Embora a editora sugerisse um debate com ambos os pedagogos, o número concentrou-se fundamentalmente nas teses do pedagogo austríaco Ivan Illich2. Para abordar tais teses dedicou, notavelmente, boa parte das suas páginas (3-19) a reproduzir um debate italiano. No final desse mesmo número, a RCE reeditou uma entrevista a Paulo Freire realizada e publicada no Chile por Cadernos de Educação (Série Orientações) em seu número 26 (1972, p. 2-10)3. Embora a RCE tenha permanecido distante da perspectiva freiriana, na apresentação da entrevista assegurava um espírito autocrítico por parte do pedagogo brasileiro em relação a seus livros (A educação como prática da liberdade e Pedagogia do oprimido) que denotava "uma significativa aproximação ao marxismo" (p. 50), o que parecia fundamentar sua inclusão.

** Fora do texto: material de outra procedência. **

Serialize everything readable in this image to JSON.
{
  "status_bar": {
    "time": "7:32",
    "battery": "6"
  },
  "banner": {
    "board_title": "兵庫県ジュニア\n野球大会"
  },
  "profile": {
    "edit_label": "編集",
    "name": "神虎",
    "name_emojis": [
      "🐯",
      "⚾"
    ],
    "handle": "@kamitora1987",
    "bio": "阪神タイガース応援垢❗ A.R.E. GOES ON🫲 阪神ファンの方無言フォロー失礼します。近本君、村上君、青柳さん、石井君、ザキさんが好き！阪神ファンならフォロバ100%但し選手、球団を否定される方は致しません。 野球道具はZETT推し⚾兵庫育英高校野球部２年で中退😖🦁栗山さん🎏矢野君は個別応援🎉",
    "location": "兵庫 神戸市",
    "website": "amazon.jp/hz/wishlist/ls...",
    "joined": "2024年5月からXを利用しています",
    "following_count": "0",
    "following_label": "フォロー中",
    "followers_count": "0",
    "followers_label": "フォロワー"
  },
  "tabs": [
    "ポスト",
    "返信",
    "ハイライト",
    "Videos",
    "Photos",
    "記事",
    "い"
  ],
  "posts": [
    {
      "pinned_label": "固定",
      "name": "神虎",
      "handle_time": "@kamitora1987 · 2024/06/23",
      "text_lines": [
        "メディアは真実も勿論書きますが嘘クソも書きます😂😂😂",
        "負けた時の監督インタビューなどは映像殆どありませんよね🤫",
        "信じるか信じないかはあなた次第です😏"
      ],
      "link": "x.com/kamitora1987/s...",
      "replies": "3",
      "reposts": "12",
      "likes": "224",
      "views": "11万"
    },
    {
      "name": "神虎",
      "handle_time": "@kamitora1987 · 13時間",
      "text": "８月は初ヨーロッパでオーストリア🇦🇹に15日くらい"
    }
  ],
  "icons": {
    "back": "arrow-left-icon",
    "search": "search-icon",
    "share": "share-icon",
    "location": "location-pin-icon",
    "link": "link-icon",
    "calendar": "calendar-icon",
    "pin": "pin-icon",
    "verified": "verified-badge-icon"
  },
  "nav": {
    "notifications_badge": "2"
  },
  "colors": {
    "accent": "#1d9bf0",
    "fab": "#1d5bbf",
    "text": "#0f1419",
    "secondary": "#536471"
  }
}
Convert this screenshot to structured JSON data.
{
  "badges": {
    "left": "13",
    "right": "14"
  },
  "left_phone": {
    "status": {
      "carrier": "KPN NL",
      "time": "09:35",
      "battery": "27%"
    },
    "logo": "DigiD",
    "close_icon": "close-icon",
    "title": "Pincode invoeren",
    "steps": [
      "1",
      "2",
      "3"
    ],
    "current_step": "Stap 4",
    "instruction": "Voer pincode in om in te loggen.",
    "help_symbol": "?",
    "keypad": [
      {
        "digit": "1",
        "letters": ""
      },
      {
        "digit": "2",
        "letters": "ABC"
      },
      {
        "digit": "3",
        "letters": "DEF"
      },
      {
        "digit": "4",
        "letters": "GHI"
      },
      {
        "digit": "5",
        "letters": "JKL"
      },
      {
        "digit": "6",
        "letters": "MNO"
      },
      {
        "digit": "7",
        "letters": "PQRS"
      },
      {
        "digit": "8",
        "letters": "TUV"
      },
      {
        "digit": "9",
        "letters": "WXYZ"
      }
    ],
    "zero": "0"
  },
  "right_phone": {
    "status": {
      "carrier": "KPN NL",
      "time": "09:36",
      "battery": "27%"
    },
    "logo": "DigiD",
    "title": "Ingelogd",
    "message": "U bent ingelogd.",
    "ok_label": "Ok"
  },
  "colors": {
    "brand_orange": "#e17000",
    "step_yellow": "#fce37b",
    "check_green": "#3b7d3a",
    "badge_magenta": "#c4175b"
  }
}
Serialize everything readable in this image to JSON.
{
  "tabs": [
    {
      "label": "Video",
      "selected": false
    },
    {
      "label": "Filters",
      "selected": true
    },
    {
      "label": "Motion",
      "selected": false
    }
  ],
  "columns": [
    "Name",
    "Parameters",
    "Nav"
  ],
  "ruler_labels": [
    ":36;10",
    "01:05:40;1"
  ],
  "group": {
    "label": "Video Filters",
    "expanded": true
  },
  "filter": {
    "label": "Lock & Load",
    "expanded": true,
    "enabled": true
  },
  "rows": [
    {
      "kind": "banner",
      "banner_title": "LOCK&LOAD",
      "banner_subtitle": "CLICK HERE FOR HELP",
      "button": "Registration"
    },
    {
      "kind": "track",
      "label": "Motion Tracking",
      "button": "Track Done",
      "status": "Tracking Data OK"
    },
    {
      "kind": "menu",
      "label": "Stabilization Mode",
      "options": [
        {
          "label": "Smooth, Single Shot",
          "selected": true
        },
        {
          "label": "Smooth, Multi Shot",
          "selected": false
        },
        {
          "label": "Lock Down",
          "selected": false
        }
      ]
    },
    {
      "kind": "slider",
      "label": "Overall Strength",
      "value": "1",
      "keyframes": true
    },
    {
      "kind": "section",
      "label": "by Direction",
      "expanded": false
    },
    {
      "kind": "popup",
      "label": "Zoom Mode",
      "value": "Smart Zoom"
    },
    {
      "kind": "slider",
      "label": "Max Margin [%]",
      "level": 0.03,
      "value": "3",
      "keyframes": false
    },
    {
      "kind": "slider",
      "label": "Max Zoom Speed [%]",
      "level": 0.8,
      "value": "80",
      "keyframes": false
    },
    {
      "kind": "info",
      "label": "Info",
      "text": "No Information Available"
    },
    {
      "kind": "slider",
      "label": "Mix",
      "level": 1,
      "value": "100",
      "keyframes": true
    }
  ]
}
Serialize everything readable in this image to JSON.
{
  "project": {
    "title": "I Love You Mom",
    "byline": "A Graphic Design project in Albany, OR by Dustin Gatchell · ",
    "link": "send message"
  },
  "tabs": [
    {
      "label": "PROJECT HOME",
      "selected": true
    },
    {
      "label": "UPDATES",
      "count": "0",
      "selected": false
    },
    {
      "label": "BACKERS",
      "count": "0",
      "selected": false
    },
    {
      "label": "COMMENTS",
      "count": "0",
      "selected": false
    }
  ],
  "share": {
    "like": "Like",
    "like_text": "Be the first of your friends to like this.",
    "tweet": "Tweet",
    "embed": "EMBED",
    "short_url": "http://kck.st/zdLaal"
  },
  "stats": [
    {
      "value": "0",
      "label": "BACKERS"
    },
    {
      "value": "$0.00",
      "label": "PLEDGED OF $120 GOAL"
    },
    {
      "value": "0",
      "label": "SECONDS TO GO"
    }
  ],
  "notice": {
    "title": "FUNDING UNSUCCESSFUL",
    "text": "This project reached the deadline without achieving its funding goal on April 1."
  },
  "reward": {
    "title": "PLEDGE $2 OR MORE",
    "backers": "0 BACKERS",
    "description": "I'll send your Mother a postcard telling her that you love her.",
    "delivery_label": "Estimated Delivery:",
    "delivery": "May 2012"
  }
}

A reprodução de um debate italiano nas páginas da RCE era impressionante, entre outras razões, porque constituía uma radical novidade: o meio italiano tinha permanecido relegado por parte da revista. A publicação freqüentava circuitos culturais estrangeiros, mas até o número 10 o principal pólo de referência europeu havia resultado na França. Além disso, se observarmos os números seguintes até ao desaparecimento da revista, é possível concluir que o número em questão centrado no meio italiano foi uma estranheza. O que levou então à reprodução de uma discussão italiana? Quais foram os motivos para que uma discussão na península chegasse ao outro lado do atlântico? Que modulações animavam ao debate italiano e quais eram suas correspondências com os contornos da crítica pedagógica empreendida pela RCE na Argentina?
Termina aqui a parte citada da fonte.